The US can’t fully focus on Ukraine because it’s dealing with the ISIS crisis in the Middle East and as Abraham Lincoln once said: “One war at a time,” Martin Sieff, columnist for the Baltimore Post-Examiner told RT.
RT: The biggest achievement of the Minsk talks is the ceasefire, of course. But it's only going to be implemented on Sunday. Why do you think there's no immediate truce?
Martin Sieff: I think war is always messy, especially civil disturbance, that kind of chaotic war that occurs there. You are dealing with paramilitary forces with its difficulties of command and control and centralization on the rebel side in Lugansk and Donetsk. And the Ukrainian army notoriously has very pro-commanded control of its side as well. So both sides will need those several days’ breathing space just in order to get their ducks in a row and line up their formations for the agreements that were reached in Minsk.
RT: There have been reports of further attacks and possible victims among civilians from east Ukraine.

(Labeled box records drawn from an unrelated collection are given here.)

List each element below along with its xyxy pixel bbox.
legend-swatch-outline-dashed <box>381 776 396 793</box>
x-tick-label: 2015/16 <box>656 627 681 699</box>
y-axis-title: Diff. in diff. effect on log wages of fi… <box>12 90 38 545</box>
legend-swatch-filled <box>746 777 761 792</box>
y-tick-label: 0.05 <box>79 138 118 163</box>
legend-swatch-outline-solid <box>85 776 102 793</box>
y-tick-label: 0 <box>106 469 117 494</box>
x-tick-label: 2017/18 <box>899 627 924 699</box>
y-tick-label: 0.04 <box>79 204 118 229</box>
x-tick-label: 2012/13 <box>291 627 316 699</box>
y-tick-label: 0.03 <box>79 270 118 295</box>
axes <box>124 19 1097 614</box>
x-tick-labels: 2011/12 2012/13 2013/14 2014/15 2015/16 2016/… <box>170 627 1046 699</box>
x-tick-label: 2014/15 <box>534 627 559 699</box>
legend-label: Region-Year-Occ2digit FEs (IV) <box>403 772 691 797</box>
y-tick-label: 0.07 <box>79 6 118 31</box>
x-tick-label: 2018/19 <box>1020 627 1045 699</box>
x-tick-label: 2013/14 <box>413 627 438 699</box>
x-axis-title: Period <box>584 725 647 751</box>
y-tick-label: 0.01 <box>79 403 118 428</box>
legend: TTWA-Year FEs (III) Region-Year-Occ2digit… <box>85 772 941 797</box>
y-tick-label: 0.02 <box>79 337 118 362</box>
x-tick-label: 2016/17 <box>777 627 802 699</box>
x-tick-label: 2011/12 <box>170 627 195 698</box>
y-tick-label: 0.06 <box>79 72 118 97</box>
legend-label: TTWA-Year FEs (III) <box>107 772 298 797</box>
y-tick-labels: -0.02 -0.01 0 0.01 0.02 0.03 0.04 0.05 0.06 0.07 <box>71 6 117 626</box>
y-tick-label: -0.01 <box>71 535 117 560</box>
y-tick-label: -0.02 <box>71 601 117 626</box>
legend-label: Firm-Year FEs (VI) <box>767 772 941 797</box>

Are the warring sides actually ready to bring about the truce?
MS: That’s a very good question. Certainly President Putin had to exercise serious pressure to restrain the leaders of both the secessionist provinces from pushing for the maximum demands. And there has been far too little coverage in the Western press about the Ukrainian army’s use of heavy artillery, in particular to continue to bombard the city of Donetsk. And there have been reports including in [Thursday’s] New York Times of continual artillery bombardment before the truce was reached.
RT: The new cover of the Economist features an image of Vladimir Putin, looking fairly menacing - with the title 'Putin's War on the West'. Do you expect the Minsk deal to perhaps change the view of Russia as a threat and aggressor among western media?
MS: I wish it would. It’s a very unjustified assessment. The Russians are reacting and have been reacting since the coup in Kiev last February to continued assaults on allied genuinely neutral regimes and on their own core security areas. But this is an image which does not have a justification in reality but it’s so deeply emotionally held in the West, especially in Britain and in the US, to an irrational degree. It’s very hard to challenge it; it’s very hard to move people’s perceptions, to make them register with the record of what actually happened. Facts never get in the way of a powerful emotional image.
RT: The US hailed those talks, but didn't participate. Why is Washington standing back here?
MS: I think there are two aspects of that. One is that the US and President Obama in particular have their hands full dealing with the ISIS crisis in the Middle East right now. And as Abraham Lincoln famously said to his Secretary of State [William] Henry Seward when he wanted to start a war with the British Empire during the US Civil War: “One war at a time.” So the US can’t focus fully or even primarily on Ukraine because of the ISIS crisis. And secondly Ukraine is a hot potato. There is such an emotional bias against Russia and so much of a dangerous and irrational war attitude in the American political as well as media world. And this is for Democrats as well as Republicans. I think President Obama finds it more prudent and in many ways sensibly and wisely to keep a low profile and allow Chancellor Merkel and President Hollande to make the running which they have done very responsibly.